Posted by Editoress on 04/1/14
After years of lobbying by the UCI, the International Olympic Committee has added cycling to the Winter Olympics program. The chosen discipline is not cyclo-cross, however, but fat biking.
"According to the Olympic Charter, winter sports are those that take place on snow or ice," explained IOC president Thomas Bach. "Although cyclo-cross races do sometimes happen in wintry conditions, they usually don't. Fat biking, on the other hand, is all about riding in the snow, so it's a no-brainer for including in the next Winter Games in South Korea."
UCI president Brian Cookson was quick to applaud the IOC's decision. "This is a great moment for cycling, and fat biking in particular. It's no coincidence that the IOC has chosen to include the fastest-growing segment of the bike industry in the Olympics, just as they did in 1996 with the inclusion of cross-country mountain biking. They want to be seen as cutting-edge in order to appeal to the youth demographic that advertisers crave."
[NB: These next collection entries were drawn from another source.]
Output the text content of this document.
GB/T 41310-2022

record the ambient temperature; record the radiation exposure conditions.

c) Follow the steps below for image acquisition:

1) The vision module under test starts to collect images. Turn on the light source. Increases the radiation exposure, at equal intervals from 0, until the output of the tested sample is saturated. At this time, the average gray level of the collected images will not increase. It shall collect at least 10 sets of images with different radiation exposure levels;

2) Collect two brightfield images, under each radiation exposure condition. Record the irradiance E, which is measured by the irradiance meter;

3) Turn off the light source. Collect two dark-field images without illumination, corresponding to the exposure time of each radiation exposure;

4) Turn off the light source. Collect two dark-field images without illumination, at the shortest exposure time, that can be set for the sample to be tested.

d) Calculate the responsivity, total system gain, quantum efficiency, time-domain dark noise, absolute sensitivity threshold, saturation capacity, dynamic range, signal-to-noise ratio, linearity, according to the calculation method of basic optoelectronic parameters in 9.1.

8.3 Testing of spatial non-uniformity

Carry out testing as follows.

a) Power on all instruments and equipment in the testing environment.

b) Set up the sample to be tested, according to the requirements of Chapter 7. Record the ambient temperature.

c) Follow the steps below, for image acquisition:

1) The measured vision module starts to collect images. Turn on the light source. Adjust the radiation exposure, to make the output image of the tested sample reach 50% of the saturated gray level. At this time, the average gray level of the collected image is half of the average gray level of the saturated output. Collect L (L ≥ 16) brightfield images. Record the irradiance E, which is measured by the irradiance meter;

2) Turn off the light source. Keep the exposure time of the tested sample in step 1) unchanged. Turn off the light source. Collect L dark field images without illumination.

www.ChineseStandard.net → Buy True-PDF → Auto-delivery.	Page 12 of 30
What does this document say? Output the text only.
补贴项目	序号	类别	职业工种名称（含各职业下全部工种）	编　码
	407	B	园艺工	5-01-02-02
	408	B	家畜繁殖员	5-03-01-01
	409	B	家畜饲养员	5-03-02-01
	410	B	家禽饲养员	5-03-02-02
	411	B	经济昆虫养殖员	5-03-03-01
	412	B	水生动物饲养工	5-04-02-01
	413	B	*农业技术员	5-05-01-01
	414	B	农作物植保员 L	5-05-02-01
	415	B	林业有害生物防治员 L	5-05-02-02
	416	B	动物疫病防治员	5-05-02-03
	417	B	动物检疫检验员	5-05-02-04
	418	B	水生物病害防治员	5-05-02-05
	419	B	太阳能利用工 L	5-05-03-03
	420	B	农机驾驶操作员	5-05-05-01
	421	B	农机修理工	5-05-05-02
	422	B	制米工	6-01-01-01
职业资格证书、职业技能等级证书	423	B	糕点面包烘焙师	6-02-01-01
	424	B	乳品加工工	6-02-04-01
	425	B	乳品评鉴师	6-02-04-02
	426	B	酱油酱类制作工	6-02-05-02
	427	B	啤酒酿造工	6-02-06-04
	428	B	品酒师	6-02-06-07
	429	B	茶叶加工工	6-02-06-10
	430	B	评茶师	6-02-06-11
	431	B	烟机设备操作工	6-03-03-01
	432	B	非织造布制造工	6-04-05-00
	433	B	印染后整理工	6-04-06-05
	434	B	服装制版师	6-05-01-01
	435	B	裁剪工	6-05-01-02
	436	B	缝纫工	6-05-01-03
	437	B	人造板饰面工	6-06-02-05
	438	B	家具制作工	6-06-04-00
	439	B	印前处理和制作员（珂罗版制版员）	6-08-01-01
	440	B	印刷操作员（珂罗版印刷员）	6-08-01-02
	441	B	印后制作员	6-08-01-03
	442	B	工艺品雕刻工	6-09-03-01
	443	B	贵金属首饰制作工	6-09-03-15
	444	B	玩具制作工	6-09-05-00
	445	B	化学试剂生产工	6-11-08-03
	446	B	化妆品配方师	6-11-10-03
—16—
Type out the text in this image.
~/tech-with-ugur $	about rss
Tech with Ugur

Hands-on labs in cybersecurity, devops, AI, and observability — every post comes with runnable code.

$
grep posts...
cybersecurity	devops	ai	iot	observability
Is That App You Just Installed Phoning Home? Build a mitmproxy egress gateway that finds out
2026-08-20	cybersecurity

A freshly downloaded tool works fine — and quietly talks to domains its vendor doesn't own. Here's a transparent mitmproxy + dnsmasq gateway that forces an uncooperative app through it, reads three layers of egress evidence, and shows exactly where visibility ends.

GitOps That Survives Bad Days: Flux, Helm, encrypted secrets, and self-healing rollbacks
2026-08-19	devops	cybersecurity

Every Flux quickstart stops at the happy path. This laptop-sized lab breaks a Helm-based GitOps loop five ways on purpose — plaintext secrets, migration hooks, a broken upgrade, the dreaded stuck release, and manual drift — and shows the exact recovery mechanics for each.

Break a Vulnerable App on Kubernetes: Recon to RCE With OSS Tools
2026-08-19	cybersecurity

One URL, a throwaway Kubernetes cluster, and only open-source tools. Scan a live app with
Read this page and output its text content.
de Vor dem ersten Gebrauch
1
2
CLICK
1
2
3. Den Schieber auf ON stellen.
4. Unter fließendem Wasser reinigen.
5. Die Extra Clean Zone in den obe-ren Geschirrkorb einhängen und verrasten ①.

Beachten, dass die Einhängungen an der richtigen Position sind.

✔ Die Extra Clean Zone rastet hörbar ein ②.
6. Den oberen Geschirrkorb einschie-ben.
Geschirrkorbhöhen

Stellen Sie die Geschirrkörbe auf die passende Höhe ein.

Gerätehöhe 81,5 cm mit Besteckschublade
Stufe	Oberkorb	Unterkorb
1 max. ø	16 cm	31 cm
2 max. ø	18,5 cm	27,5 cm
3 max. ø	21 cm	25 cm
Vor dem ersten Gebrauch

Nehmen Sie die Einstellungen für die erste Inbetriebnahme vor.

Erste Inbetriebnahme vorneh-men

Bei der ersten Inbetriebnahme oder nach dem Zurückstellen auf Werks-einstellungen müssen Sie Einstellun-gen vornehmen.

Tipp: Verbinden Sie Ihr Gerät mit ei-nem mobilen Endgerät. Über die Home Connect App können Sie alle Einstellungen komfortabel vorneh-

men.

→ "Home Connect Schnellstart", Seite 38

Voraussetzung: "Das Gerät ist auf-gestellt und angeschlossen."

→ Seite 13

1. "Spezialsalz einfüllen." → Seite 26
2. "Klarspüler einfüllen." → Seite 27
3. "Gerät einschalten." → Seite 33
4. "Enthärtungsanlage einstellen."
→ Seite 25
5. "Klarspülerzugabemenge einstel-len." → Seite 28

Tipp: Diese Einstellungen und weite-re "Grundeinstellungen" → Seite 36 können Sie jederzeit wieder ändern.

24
The fat bike competition for men and women will require little extra infrastructure, since the plan is to build the competition track in conjunction with the Nordic skiing facilities. Details such as race distances, qualification process, etc. are yet to be determined, however, the UCI says that there is no truth to the rumours that a biathlon version is also under consideration. "We won't be letting mountain bikers near guns anytime soon," was an off-the-record comment from a UCI staffer.
In a related move, the IOC also announced that it has purchased a controlling interest in the X Games, owned by U.S. broadcaster ESPN. "We want to smooth out our revenue stream," said Bach. "Instead of spiking every two years, this will see us fleecing sponsors on an annual basis."
The X Games will hereafter be known as the Xtreme OlympiX.